5.1. A rotina do fordismo e a formação do caráter

Adam Smith, entendendo ser o caráter formado pela história e seus movimentos imprevisíveis, pensava sobre a influência da rotina na formação do caráter. Segundo ele, para desenvolvermos nosso caráter precisamos fugir da rotina, posto que não há muito a fazer em termos de história, a partir do momento em que ela é estabelecida (Sennett, idem). Com essa proposição geral, Smith enalteceu o caráter do homem de negócios, considerando-o o “ser humano mais plenamente engajado”, que agia “em reação e com simpatia às cambiantes exigências do momento” (idem, p. 43). Por outro lado, inspirava-lhe pena o estado de caráter dos trabalhadores industriais atrelados à rotina. Os males da rotina - a divisão do trabalho sem o controle deste pelo trabalhador - descritos por Smith, iriam fornecer elementos à análise de Marx sobre a transformação do tempo em produto[24].
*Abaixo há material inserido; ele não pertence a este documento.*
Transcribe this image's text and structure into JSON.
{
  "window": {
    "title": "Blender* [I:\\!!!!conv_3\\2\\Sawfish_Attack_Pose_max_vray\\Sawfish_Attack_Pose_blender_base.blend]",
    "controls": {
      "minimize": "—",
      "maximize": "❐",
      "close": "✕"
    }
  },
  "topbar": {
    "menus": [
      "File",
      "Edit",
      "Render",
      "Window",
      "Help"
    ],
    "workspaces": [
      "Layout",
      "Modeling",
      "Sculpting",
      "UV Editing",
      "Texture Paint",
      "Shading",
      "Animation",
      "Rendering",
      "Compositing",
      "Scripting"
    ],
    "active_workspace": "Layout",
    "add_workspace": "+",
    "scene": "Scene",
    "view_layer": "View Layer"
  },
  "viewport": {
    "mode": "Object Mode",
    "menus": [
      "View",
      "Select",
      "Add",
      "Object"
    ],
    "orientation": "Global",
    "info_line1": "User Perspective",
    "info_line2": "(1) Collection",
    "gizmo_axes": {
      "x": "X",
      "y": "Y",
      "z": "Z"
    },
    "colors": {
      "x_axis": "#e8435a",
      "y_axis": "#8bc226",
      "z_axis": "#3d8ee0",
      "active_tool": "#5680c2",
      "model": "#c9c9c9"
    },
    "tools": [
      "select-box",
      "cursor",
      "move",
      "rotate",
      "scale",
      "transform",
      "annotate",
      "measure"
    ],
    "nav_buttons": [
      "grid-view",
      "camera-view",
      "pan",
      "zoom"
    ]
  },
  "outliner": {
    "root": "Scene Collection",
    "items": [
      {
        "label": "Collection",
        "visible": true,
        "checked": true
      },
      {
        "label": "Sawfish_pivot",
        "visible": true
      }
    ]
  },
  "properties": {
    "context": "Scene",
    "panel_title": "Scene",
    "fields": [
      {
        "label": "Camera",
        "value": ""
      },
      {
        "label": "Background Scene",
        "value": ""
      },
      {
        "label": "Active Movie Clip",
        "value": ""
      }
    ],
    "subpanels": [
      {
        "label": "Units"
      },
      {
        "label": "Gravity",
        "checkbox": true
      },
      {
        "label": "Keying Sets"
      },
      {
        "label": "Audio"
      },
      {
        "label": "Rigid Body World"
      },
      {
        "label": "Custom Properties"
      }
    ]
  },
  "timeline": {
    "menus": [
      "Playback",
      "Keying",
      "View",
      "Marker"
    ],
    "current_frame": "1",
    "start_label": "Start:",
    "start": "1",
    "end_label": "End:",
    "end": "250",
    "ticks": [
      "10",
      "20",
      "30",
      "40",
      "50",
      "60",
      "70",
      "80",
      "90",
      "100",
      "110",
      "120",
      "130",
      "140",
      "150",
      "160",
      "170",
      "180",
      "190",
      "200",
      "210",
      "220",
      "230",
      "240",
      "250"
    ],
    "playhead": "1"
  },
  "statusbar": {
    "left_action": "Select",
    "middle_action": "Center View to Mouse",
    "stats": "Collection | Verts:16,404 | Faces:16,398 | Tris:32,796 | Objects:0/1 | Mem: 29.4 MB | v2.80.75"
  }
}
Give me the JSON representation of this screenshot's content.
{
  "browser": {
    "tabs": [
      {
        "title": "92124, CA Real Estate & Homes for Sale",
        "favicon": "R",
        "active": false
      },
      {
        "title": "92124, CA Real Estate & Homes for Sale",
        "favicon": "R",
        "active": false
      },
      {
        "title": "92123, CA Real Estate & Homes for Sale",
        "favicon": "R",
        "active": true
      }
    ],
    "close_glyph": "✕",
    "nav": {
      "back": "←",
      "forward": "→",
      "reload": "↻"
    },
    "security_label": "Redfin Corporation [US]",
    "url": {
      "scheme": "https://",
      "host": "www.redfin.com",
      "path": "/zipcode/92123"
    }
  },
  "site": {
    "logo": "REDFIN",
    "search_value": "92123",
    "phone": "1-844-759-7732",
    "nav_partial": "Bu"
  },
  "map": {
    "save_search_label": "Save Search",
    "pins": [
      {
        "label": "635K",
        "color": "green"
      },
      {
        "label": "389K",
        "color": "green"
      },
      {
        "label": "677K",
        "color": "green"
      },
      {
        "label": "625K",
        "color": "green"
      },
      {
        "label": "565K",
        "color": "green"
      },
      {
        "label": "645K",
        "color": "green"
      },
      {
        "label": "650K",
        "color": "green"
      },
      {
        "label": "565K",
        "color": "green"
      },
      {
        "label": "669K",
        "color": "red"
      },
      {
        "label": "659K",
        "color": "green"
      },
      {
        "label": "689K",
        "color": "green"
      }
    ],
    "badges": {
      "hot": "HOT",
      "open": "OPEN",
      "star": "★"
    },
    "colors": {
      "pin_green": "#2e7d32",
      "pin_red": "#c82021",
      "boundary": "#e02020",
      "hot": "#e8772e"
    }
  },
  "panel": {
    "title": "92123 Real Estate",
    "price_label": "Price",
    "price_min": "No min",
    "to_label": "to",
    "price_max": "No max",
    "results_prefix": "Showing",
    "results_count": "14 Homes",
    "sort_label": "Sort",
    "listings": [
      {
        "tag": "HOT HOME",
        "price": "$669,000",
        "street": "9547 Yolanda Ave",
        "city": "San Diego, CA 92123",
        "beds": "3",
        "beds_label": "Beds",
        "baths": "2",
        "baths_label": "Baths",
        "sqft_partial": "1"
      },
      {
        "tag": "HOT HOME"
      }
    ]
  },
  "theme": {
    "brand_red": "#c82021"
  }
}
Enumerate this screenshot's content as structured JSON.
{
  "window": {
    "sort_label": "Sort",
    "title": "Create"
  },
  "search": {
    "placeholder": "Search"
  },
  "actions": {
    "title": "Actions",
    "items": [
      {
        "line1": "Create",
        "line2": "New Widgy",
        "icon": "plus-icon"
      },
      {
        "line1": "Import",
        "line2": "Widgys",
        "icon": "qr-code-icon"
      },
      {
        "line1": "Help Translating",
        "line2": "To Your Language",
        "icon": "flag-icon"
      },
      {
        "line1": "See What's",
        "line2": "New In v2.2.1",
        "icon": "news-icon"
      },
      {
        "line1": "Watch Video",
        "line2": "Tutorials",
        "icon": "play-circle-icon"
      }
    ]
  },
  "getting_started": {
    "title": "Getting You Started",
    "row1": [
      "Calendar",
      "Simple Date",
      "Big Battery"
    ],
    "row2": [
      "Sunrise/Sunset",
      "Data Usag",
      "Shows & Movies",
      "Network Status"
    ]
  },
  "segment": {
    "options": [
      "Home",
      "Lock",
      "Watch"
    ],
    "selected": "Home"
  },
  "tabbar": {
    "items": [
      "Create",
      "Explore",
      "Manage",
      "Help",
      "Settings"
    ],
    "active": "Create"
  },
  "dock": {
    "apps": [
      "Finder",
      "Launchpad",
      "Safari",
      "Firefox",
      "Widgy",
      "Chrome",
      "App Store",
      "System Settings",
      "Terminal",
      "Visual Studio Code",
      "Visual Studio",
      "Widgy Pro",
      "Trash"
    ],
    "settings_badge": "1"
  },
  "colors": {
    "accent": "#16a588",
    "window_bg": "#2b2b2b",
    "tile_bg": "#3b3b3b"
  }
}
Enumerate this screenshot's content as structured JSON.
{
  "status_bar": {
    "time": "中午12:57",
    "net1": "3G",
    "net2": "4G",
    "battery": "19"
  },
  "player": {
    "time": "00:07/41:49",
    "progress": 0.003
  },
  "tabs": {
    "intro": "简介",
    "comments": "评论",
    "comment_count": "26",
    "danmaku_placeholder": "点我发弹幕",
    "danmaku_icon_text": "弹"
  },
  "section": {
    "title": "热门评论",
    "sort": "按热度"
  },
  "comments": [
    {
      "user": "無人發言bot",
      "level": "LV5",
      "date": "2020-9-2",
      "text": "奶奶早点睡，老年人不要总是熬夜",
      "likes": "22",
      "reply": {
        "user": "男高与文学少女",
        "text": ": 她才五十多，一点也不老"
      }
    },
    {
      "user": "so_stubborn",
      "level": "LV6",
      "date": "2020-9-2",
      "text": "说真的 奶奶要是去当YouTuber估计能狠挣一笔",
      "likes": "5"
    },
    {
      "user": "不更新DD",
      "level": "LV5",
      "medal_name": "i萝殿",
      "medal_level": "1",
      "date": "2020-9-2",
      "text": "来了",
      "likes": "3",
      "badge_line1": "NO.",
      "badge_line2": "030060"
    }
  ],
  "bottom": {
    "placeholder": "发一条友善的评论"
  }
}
As preocupações com o tempo de rotina no capitalismo industrial que acabava de surgir em fins do século dezoito chegam ao século XX, com o fordismo. Antes de Ford, a indústria automobilística se baseava no artesanato, com trabalhadores altamente qualificados e que gozavam de grande autonomia, fazendo serviços complexos nas diferentes partes de um automóvel durante todo um dia de trabalho. Segundo Sennett (idem, p. 44), a indústria de automóveis era, na verdade, “um conjunto de lojas descentralizadas”, mas de 1910 a 1914, quando Henry Ford industrializou seu processo de produção, sua a fábrica[25] foi considerada “um ilustre exemplo da divisão do trabalho em bases tecnológicas”. Nessa época, Ford privilegiou os empregos dos chamados trabalhadores especialistas (operavam em miniaturas que exigiam pouco pensamento ou julgamento) em relação aos artesãos qualificados. Em 1917, o maior contingente (55%) da força de trabalho era de especialistas[26].

Entretanto, a escravidão ao tempo rotineiro não foi aceita passivamente, posto que os trabalhadores sabotavam a administração do tempo-movimento (os estudos de Taylor) e ignoravam as especificações de métodos e processos de trabalho sempre que estes contrariavam seus interesses. Além disso, deprimidos, reduziam sua produtividade.    

Na década de 1950, a fábrica[27] transformou-se. Imensa e bem engrenada, operava com base em três princípios: a lógica da dimensão, a lógica da hierarquia e a lógica do tempo métrico.  

A lógica da dimensão era simples: “maior, mais eficiente”. A concentração de todos os elementos de produção num lugar levava a economizar energia, poupar no transporte de materiais e facilitava a interligação da fábrica com os trabalhadores de escritório e executivos. 

Na lógica da hierarquia é “superestrutura” que organiza e dirige a produção, extrai todo trabalho cerebral possível da fábrica. Tudo é centralizado nos departamentos de planejamento, cronograma e projeto, o que fazia os técnicos e administradores ficarem o máximo possível distantes da maquinaria, deixando “o trabalhador da base, cuidando só de detalhes, divorciado de qualquer decisão ou modificação em relação ao produto no qual está trabalhando” (Daniel Bell, apud Sennett, idem, p. 47).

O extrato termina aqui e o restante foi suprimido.